January 19, 2007
Stocks on the Nasdaq simply got nailed today, as a weak outlook by AAPL followed by two downgrades hit the stock with a 6% loss. This along with a weak profit outlook from LRCX with a downgrade simply was too much for the small-cap and tech indexes to handle.
At the close, the Nasdaq fell 1.5%, the SP 600 lost 1.1% and closed below its 50 dma, the SP 500 fell .3%, and the DJIA held like the champ it has been with a minimal .07% loss.
The most disturbing action behind the selloff came from leading stocks. Many leading stocks took big whacks and the IBD 100 fell 2.3%, when all was said and done. Leading the market to the downside by quite a bit.

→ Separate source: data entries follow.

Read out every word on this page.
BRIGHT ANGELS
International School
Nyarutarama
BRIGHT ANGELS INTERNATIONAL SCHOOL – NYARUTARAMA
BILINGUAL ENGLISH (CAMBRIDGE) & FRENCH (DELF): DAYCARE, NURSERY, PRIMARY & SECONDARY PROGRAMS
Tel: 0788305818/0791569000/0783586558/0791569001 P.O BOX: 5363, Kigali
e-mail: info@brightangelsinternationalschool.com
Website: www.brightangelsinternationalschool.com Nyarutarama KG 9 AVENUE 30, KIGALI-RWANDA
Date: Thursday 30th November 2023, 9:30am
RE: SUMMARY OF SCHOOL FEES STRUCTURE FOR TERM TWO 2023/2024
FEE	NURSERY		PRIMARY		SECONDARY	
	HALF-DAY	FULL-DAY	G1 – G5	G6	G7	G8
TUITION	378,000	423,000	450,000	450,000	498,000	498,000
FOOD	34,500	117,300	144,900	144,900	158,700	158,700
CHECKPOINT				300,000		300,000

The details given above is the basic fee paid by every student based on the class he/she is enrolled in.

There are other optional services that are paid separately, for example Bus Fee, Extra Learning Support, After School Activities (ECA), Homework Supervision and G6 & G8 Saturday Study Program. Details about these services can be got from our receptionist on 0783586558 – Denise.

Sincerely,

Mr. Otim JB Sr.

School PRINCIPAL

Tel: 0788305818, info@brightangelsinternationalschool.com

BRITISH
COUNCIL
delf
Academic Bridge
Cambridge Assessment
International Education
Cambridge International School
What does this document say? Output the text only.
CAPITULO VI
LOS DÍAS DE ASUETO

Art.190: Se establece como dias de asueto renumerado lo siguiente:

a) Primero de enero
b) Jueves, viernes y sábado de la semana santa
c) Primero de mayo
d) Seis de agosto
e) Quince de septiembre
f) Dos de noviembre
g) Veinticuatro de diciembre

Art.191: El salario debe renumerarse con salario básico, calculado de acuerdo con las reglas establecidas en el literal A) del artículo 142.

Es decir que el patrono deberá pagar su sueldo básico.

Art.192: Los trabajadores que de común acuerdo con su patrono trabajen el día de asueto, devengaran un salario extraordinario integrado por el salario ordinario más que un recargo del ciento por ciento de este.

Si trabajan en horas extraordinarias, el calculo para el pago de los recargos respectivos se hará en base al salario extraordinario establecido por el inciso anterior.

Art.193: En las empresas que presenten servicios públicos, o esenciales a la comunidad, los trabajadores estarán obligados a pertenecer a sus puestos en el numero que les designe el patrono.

Volume was much higher on the Nasdaq, giving that index a clear distribution day. That makes it three distribution days in four weeks now for the Nasdaq. There still needs to be one more before there is really something to worry about.
Volume on the NYSE was higher but not at the same fury that the Nasdaq was. However, this too, is a distribution day for that index. That makes it two for the NYSE in the past four weeks.
Breadth was negative on the NYSE, with decliners beating advancers by a 5-to-3 margin. On the Nasdaq, decliners beat advancers by an 11-to-4 margin.
Today was more ugly underneath than what even the numbers tell. Pharma and drugs made strong moves today and I see plenty of nice charts now in this sector. This sector only gets plays in weak market environments. So my first thought is that maybe we are beginning a rough patch in the market.
Then I checked out the SOX index and saw the massive breakdown as the index had what I call a mini-crash of 4%. The last day down this big was in July last year. However, that big down day came after a very long dowtrend was in effect for over two months. This time it comes right as it was about to create and breakout of a nice basing pattern.
This is about as wrong of action you want in an index as you will get. Stocks like SMOD, NETL, NVDA, AEIS, CYMI, XLNX, VSEA, NVEC, along with LRCX show clear breakdowns from strong patterns. This is not good, looking forward, for this sector.
Then looking at a lot of my recent buys it becomes clear that many many many stocks are flashing clear breakout/breakdown patterns. This is when a stock breaks out of a beautiful base only to immediately retreat in higher volume. This has not been seen so far in this uptrend and now it is showing up.
Take this, along with the negative divergence I have posted in the Gold Forums of the advance/decline line and the new highs in the market being much much lower with the market hitting new highs, and you have some nasty warning signals lining up.
Don’t forget that the Investors Intelligence and the AAII both show bulls around 50% and bears around 20%. That is some extreme bullishness and tame bearishness.
Along with all this info, take into account I will be selling outright 20 stocks in the morning along with another 20 partial sells and you have a market clearly signaling that we should raise our caution, tighten our stops, and worry more about protecting gains than making more gains.
However, saying all of this, it is still not time to sell everything and short this market. The vast majority (80% or so) of stocks are still in clear intermediate term uptrends. Fighting the general trend in a stock is just foolish and an amateur’s game.
The SP 600 is still the only index under the 50 dma. The Nasdaq is still above it. You can’t short the market and expect consistent solid gains with the general market in an uptrend and over the 50 dma.
History shows that the indexes will have already flashed four or more distro days and will be downtrending under the 50 dma before some of the fastest most dramatic declines in stocks start. Don’t try to be smarter than the market. The market is always right.
We need to wait until the trend turns lower to start shorting. Imagine selling all your longs now in a panic just to see the market bottom here and rally another 15-20%. You would feel stupid, wouldn’t you? I know I would.
Therefore, if your stocks are in uptrends and holding key levels or pulling back on lower volume you should hold those strong acting stocks. Better yet if your holdings were up today.
Make sure you take some profits but know that you should not panic and sell all. If your stocks are weak, show losses, are closing below key support on strong volume, consider selling it. You must keep losses under 8-10% at all times, if your stock does not show you a gain immediately. It is your ONLY insurance plan.
IBM gave the market yet another weak report, after the bell. This may continue the selling tomorrow. What is now for certain is that if this does weigh on the market, it will weigh on the DJIA also. So we may need to expect the DJIA to now selloff along with the Nasdaq.
We also have earnings from big boys like GE and C tomorrow. So I am sure the excitement will continue.
Aloha and I will see you in the Chat Room.